Aku, Auliaste Dawantha, lebih gampang lagi panggil saja Lias. Aku lahir di kota Jakarta, 11 Maret 1986. Aku berasal dari keluarga tidak mampu, maka dari itu aku bekerja menjadi TKW untuk memperjuangkan masa depanku. Keluh kesah yang aku alami selama ini membuatku tidak tahu harus berkata apa. Selain berdoa, aku tidak tahu harus melangkah dan berjalan kemana, arah dan tujuanku tidak pasti. Aku harus menelan pahit kenyataan ini sendiri, menelusuri jalan yang penuh duri yang tajam. Aku tidak pernah menyesali hidup ini walau aku lumpuh dalam kehancuran. Perih dan luka yang aku alami, kebahagiaan yang baru sepercik aku dapatkan, kini terhapus oleh debu.

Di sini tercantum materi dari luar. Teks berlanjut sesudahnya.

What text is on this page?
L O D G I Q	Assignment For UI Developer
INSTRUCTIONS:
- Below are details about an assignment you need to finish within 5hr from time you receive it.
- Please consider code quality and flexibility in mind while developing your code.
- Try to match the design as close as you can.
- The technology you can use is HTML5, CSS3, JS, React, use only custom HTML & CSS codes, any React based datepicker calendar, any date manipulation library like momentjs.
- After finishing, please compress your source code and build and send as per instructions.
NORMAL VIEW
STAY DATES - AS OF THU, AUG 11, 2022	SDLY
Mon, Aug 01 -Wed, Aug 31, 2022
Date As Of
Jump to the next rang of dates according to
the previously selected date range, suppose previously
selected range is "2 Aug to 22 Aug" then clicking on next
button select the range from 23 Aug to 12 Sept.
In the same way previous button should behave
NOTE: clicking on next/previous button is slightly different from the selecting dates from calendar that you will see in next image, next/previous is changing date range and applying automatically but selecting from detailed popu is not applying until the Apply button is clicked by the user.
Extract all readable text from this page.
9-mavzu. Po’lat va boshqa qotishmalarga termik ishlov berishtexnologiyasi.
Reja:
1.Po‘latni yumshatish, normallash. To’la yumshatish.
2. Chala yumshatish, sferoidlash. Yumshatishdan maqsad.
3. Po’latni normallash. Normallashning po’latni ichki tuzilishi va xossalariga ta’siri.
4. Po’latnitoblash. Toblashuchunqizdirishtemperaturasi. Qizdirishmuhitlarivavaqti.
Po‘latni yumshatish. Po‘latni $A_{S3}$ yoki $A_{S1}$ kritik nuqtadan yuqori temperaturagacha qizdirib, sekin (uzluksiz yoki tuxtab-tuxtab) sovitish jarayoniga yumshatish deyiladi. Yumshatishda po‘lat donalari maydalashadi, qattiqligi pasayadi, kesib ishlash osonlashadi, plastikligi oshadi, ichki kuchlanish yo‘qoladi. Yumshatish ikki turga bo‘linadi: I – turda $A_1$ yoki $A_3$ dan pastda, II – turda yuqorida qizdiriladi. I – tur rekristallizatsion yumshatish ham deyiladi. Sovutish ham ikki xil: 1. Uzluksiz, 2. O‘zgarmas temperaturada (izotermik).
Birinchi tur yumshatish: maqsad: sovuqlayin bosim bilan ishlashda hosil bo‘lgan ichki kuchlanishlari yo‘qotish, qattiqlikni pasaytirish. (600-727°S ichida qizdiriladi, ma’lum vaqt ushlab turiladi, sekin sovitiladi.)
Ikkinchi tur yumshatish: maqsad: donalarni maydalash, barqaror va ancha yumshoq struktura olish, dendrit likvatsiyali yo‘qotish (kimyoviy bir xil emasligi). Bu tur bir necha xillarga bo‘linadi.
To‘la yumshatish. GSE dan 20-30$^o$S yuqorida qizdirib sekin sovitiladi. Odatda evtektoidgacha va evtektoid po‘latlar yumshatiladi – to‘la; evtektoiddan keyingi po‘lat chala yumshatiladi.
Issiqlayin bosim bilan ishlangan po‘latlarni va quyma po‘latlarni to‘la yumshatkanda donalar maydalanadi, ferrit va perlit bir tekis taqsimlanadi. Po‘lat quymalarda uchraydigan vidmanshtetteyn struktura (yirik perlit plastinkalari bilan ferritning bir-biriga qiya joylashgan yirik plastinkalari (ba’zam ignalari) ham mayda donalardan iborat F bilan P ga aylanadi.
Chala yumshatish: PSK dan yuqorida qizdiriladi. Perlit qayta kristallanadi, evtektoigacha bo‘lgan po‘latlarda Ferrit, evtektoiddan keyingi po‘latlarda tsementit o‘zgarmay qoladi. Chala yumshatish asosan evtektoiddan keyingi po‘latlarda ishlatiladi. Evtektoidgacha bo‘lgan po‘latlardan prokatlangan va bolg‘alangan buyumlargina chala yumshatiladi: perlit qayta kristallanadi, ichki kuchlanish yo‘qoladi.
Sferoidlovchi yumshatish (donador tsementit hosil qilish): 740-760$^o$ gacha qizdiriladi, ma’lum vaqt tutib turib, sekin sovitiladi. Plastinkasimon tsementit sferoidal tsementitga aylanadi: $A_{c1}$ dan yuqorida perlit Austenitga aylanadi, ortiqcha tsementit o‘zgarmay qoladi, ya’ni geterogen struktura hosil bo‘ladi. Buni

Waktu aku masih kecil, kira-kira 10 tahun yang lalu, aku baru bisa merasakan kebahagiaan yang disebut cinta, cinta monyet bagi anak kecil sepertiku , anak kecil yang belum tahu apa arti cinta sejati. Apakah aku salah mengungkapkan dan mencintai sahabatku? Aku mencintai dia dari dulu sampai sekarang, aku pendam perasaan ini bertahun-tahun, tertutup rapat dan tidak ada orang yang tahu tentang isi hatiku. Tapi aku tidak bisa membohongi perasaan ini. Semakin lama perasaan ini menggundah, seakan ingin kutunjukkan padanya bahwa aku mencintainya. Tapi selama ini kata-kata yang aku ucapkan padanya membuat dia membenciku. Apakah aku salah berkata demikian untuk mencintai dan menyayanginya. Walau aku tahu diantara kami hanya sebatas sahabat, tapi aku tidak bisa mencintai siapapun kecuali dia. Meski aku harus korbankan hati dan perasaanku hingga luka untuknya, aku berjuang mati-matian supaya aku bisa melupakan dia dan mencintai orang lain. Selama ini cinta yang aku simpan ternyata bertepuk sebelah tangan. Aku rela dia bersama orang lain, mungkin dengan orang lain dia lebih bahagia. Aku hanya mampu mengucapkan selamat tinggal sahabat. Ya Allah, dosakah aku selama ini padaMu? Apa yang harus aku lakukan? Berat sekali cobaan ini aku jalani, kenapa sahabatku tidak pernah mencintaiku? Apakah selama ini aku tidak sempurna di matanya? Aku menyesal mencintainya. Karena aku mencintainya, persahabatan kami terputus.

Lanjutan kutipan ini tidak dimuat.